Millán Astray y el santo Inquisidor. Demasiado hollín humano para respirarlo tan seguido. Elegí al próximo personaje por salubridad. Inicié el trámite sin saber si procedía. A día de hoy no se ha aclarado si el hombre en cuestión existió o fue solo un personaje literario. Si pisó sobre la tierra, bueno. Pero si fue un monigote de letras, habría que determinar si su existencia goza de una eterna cualidad de cosa vigente –como dicen los escritorúnculos que usan palabras de colonia y sueñan con el Premio Planeta—; o si también ellos, los inventados, ascienden al limbo. Planteé la duda en la casilla de observaciones, pero que si quieres arroz. Directamente, me llegó la cita.

Madrí. Ola de calor. Vi un geranio eructar en un alfeizar. Los negros de Lavapiés pasaban el hachís en una bolsa con pajita. Me metí en el metro y me escupió en un barrio pijo. Había quedado en una placita muy mona. Esperé junto a una terraza con sombrillas que pulverizaban agua. Gorroneé un par de gotas.

Recibí un capirotazo en la oreja, me giré, no vi a nadie. Al voltearme de nuevo, ahí estaba, partiéndose de risa y tomándome el brazo y escarbándome en la mano con los dedos a modo de saludo. “Figa”, dijo. “Coño, Lázaro, qué susto”, respondí. Aquel niño cuarentón vestía pantalones con retales, camisa floja; tobillos mugrosos, abarcas de esparto. “Tanto gusto, qué bien”, repitió con una pronunciación resbaladiza por la falta de dientes. “Llego tarde, bien lo sé, pero no sin motivo mayor”, meneó los ojos y me apremió: “Vamos”.
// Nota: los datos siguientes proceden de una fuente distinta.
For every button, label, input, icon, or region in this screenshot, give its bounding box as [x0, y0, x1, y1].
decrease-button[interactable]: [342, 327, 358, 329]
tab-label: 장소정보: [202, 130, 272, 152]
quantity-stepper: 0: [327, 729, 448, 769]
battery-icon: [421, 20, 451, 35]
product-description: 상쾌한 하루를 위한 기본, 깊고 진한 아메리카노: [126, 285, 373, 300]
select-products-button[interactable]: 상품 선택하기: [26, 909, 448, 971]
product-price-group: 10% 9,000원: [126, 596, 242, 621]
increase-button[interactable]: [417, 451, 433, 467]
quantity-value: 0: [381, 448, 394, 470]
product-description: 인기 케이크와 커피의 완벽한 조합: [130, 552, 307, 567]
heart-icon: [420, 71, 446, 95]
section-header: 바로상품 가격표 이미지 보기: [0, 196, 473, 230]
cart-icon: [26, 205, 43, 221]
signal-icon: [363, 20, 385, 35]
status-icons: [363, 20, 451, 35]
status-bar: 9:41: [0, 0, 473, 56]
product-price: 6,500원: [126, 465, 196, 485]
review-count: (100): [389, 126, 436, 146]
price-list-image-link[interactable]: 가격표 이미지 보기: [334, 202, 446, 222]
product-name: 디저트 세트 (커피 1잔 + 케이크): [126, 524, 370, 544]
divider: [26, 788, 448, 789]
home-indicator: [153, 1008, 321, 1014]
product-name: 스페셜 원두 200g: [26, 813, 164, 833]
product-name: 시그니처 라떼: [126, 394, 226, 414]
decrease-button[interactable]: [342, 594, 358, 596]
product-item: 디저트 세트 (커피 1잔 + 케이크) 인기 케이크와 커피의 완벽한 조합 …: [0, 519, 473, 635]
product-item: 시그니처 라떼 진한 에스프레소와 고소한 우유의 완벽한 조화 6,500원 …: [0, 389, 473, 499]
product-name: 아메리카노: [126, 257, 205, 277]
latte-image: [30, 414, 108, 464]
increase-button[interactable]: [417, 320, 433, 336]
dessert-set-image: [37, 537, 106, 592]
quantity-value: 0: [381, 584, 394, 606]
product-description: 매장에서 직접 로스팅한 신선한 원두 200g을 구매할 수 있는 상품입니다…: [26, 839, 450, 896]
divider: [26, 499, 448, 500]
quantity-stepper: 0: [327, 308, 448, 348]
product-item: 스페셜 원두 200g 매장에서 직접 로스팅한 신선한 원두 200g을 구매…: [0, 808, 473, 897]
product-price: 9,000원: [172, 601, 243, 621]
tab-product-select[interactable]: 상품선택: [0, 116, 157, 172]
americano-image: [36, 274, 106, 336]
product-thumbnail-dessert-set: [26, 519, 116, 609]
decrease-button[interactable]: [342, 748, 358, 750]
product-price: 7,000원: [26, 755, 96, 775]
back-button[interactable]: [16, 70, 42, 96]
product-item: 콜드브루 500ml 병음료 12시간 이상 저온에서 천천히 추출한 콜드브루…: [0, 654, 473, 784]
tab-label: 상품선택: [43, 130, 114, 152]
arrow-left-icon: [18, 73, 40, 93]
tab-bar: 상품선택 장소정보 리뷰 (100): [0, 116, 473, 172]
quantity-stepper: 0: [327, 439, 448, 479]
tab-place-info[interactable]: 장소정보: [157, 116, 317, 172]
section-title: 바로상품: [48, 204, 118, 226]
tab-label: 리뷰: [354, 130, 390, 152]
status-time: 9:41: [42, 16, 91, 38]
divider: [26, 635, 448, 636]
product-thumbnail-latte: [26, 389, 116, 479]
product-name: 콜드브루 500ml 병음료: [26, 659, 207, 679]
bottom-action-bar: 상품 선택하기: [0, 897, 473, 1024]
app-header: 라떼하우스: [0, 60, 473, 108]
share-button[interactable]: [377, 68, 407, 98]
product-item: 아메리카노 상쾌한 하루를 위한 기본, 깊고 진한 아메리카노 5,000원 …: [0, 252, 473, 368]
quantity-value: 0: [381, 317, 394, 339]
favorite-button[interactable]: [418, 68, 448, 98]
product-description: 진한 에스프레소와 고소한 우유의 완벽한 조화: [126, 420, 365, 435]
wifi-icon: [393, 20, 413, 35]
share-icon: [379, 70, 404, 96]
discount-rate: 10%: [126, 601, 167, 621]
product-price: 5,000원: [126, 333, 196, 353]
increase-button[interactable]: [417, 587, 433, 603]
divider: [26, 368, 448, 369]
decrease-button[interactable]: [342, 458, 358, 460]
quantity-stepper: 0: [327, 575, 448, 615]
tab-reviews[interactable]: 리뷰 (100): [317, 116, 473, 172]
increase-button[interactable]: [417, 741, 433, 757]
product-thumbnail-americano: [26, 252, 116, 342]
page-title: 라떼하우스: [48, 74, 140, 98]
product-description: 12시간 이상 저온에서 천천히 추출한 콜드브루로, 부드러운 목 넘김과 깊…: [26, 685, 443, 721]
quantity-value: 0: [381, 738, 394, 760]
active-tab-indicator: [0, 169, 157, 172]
Llegamos a un banco a la sombra. Me indicó que me sentara con un brinco de pupilas. Estiró los brazos y se exploró la ropa. Poco a poco, sacó de su camisa y sus perneras frutas, bolsas de patatas, pedazos de pan, un fuet y un par de pastillitas de jabón de diseño y colorines que enseguida apartó, haciéndome entender que servirían de postre. Le aclaré que si no quería volver al más allá echando pompas por el culo, mejor era desecharlas: “¿No? A fe que parecen dulces”, dudó, raspándolas con la uña. “Triste época en que se embadurnan con las cosas del comer”, concluyó. Lázaro tenía un sonreír de orejas. Mordisqueó y despedazó la longaniza empujándosela con la palma de la mano, usando una presión constante, como una túrmix. Le abrí la bolsa de patatas. Se arrimó una, apretó los labios, la crujió y expandió los párpados, sorprendido como un bebé con su primera rebanada de limón.

            — ¿Cómo consiguió todo esto?

            — Estaban en la calle sin custodio—le cayeron unas migas de los dientes que recogió de sus rodillas con la punta del índice.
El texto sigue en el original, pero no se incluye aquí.